Salmaci ed Ermafrodito

Titolo Salmaci ed Ermafrodito
Disegnatore Hendrick Goltzius
Incisore Robert de Boudous
Misure 255 mm x 168 mm
Luogo di stampa 82
Collocazione Collezione privata
Testo iscrizione Invitum medio completens Naiade fonte,

Salmacis,  ut pugnes numquam tamen improbe, dixit,

effuges; Dictoque fides fuit, et duo in unum

corpus eunt sexuque simul spectatur utroque

Traduzione Iscrizione
Commento Iscrizione La ninfa Naiade, Salmaci, immersa nella fonte prega gli dei di congiungere il suo corpo a quello dell’amato. Dalla fusione dei due nasce un giovane ibrido, parzialmente trasformato in femmina.
Testo Metamorfosi Ovidio, Met., Libro IV, vv. 285-388.
Descrizione In una dolce radura boschiva, sul bordo di uno stagno siedono due personaggi, un ragazzo e una ragazza, dolcemente abbracciati. Il contesto richiama una sensazione di pace e benessere, un locus amoenus in cui è collocata una scena di amore appena sbocciato.
Iconclass 97K2
Parole chiave

Salmaci; Ermafrodito; Minia; Diana; Atlante; maschile; femminile; Mercurio; Venere; doppia natura;

Commento descrizione La terza figlia di Minia, Alcitoe, racconta la favola di Salmaci ed Ermafrodito. Salmaci, era una ninfa Naiade, come viene definita anche da Ryckius, “completens Naiade fonte/ Salmacis”, ma poco incline alla caccia e, per questo, poco considerata da Diana. La fanciulla, infatti, era solita passare le giornate immergendosi e pettinandosi nei pressi di una fonte della Licia, località in cui, per caso, era giunto Ermafrodito. Questi era figlio di Mercurio e Venere, di cui portava i nomi. La bella ninfa, scorgendo il giovane uomo immergersi nella fonte ne se innamora perdutamente, nonostante non sia ricambiata. Presa da un impeto di passione, intravedendo il corpo nudo dell’amato, Salmaci decide di cogliere Ermafrodito di sorpresa per congiungersi a lui; il dio, discendente di Atlante, “Atlantiades” come definito da Ovidio, fa di tutto per resisterle, al punto che quella, ormai disperata nella sua pena d’amore, prega gli dei che i loro corpi non si separino mai più. Gli dei la ascoltano, fondendo così i due esseri, “duo in unum/ corpuseunt sexuq. simul spectatur utroq”. Quando il giovane si rende conto di essere ibrido e parzialmente trasformato in femmina, maledice la fonte, condannando chiunque vi si immergesse a essere trasformato in un’entità mista.

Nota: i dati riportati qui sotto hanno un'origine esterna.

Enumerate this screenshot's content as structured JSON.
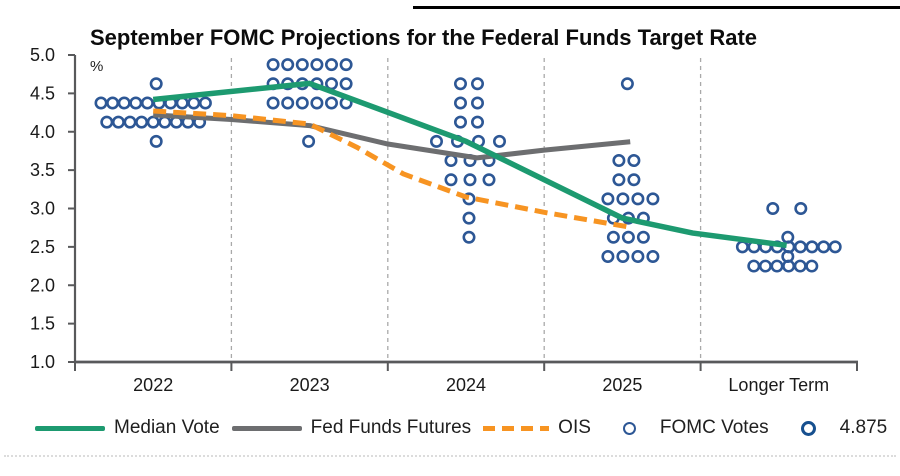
{
  "page": {
    "title": "September FOMC Projections for the Federal Funds Target Rate",
    "unit_label": "%"
  },
  "colors": {
    "median": "#1d9a70",
    "futures": "#6d6e70",
    "ois": "#f79422",
    "dot": "#2d5795",
    "dot_highlight": "#17508f",
    "axis": "#58595b",
    "grid": "#a9a9a9",
    "text": "#1a1a1a",
    "top_rule": "#000000"
  },
  "chart_data": {
    "type": "scatter",
    "title": "September FOMC Projections for the Federal Funds Target Rate",
    "xlabel": "",
    "ylabel": "%",
    "ylim": [
      1.0,
      5.0
    ],
    "yticks": [
      5.0,
      4.5,
      4.0,
      3.5,
      3.0,
      2.5,
      2.0,
      1.5,
      1.0
    ],
    "categories": [
      "2022",
      "2023",
      "2024",
      "2025",
      "Longer Term"
    ],
    "grid": "vertical-dashed-between-categories",
    "legend_position": "bottom",
    "dot_columns": [
      {
        "category": "2022",
        "rows": [
          {
            "value": 4.625,
            "count": 1,
            "offset": 3
          },
          {
            "value": 4.375,
            "count": 10,
            "spacing": 11.6
          },
          {
            "value": 4.125,
            "count": 9,
            "spacing": 11.6
          },
          {
            "value": 3.875,
            "count": 1,
            "offset": 3
          }
        ]
      },
      {
        "category": "2023",
        "rows": [
          {
            "value": 4.875,
            "count": 6,
            "spacing": 14.6
          },
          {
            "value": 4.625,
            "count": 6,
            "spacing": 14.6
          },
          {
            "value": 4.375,
            "count": 6,
            "spacing": 14.6
          },
          {
            "value": 3.875,
            "count": 1,
            "offset": -1
          }
        ]
      },
      {
        "category": "2024",
        "rows": [
          {
            "value": 4.625,
            "count": 2,
            "spacing": 17,
            "offset": 3
          },
          {
            "value": 4.375,
            "count": 2,
            "spacing": 17,
            "offset": 3
          },
          {
            "value": 4.125,
            "count": 2,
            "spacing": 17,
            "offset": 3
          },
          {
            "value": 3.875,
            "count": 4,
            "spacing": 21,
            "offset": 2
          },
          {
            "value": 3.625,
            "count": 3,
            "spacing": 19,
            "offset": 4
          },
          {
            "value": 3.375,
            "count": 3,
            "spacing": 19,
            "offset": 4
          },
          {
            "value": 3.125,
            "count": 1,
            "offset": 3
          },
          {
            "value": 2.875,
            "count": 1,
            "offset": 3
          },
          {
            "value": 2.625,
            "count": 1,
            "offset": 3
          }
        ]
      },
      {
        "category": "2025",
        "rows": [
          {
            "value": 4.625,
            "count": 1,
            "offset": 5
          },
          {
            "value": 3.625,
            "count": 2,
            "spacing": 15,
            "offset": 4
          },
          {
            "value": 3.375,
            "count": 2,
            "spacing": 15,
            "offset": 4
          },
          {
            "value": 3.125,
            "count": 4,
            "spacing": 15,
            "offset": 8
          },
          {
            "value": 2.875,
            "count": 3,
            "spacing": 15,
            "offset": 6
          },
          {
            "value": 2.625,
            "count": 3,
            "spacing": 15,
            "offset": 6
          },
          {
            "value": 2.375,
            "count": 4,
            "spacing": 15,
            "offset": 8
          }
        ]
      },
      {
        "category": "Longer Term",
        "rows": [
          {
            "value": 3.0,
            "count": 2,
            "spacing": 28,
            "offset": 8
          },
          {
            "value": 2.625,
            "count": 1,
            "offset": 9
          },
          {
            "value": 2.5,
            "count": 9,
            "spacing": 11.6,
            "offset": 10
          },
          {
            "value": 2.375,
            "count": 1,
            "offset": 9
          },
          {
            "value": 2.25,
            "count": 6,
            "spacing": 11.6,
            "offset": 4
          }
        ]
      }
    ],
    "series": [
      {
        "name": "Fed Funds Futures",
        "style": "solid",
        "color_key": "futures",
        "width": 5,
        "points": [
          [
            0,
            4.22
          ],
          [
            0.5,
            4.16
          ],
          [
            1,
            4.08
          ],
          [
            1.5,
            3.84
          ],
          [
            2.07,
            3.66
          ],
          [
            2.5,
            3.76
          ],
          [
            3.05,
            3.87
          ]
        ]
      },
      {
        "name": "OIS",
        "style": "dashed",
        "color_key": "ois",
        "width": 5,
        "points": [
          [
            0,
            4.27
          ],
          [
            0.5,
            4.21
          ],
          [
            1,
            4.1
          ],
          [
            1.3,
            3.8
          ],
          [
            1.6,
            3.45
          ],
          [
            2.0,
            3.15
          ],
          [
            2.5,
            2.95
          ],
          [
            3.04,
            2.76
          ]
        ]
      },
      {
        "name": "Median Vote",
        "style": "solid",
        "color_key": "median",
        "width": 5.5,
        "points": [
          [
            0,
            4.42
          ],
          [
            1,
            4.63
          ],
          [
            2,
            3.875
          ],
          [
            3,
            2.875
          ],
          [
            3.45,
            2.68
          ],
          [
            4.05,
            2.52
          ]
        ]
      }
    ],
    "median_votes": {
      "2022": 4.375,
      "2023": 4.625,
      "2024": 3.875,
      "2025": 2.875,
      "Longer Term": 2.5
    }
  },
  "legend": {
    "items": [
      {
        "label": "Median Vote",
        "swatch": "line-green"
      },
      {
        "label": "Fed Funds Futures",
        "swatch": "line-gray"
      },
      {
        "label": "OIS",
        "swatch": "dash-orange"
      },
      {
        "label": "FOMC Votes",
        "swatch": "circle"
      },
      {
        "label": "4.875",
        "swatch": "circle-bold"
      }
    ]
  }
}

La composizione non è ideata in maniera da rendere il mito immediatamente riconoscibile; in base al testo latino, il momento cruciale dell’episodio è quello che racconta la fusione di Salmaci ed Ermafrodito in un’unica persona, all’interno dell’acqua, stretti in una sorta di abbraccio fatale: “nam mixta duorum/ corpora iunguntur, faciesque inducitur illis/ una. velut, si quis conducat cortice/ ramos, crescendo iungi pariterque adolescere cernit, sic ubi conplexu coierunt membra tenaci, nec duo sunt et forma duplex, nec femina dici nec puer ut possit, neutrumque et utrumque videntur”. In realtà la scena racconta di due giovani che potrebbero essere due amanti sconosciuti che si stanno beando del proprio amore sulle rive di uno stagno; l’iscrizione risulta quindi fondamentale per comprendere a quale mito l’autore stia facendo riferimento.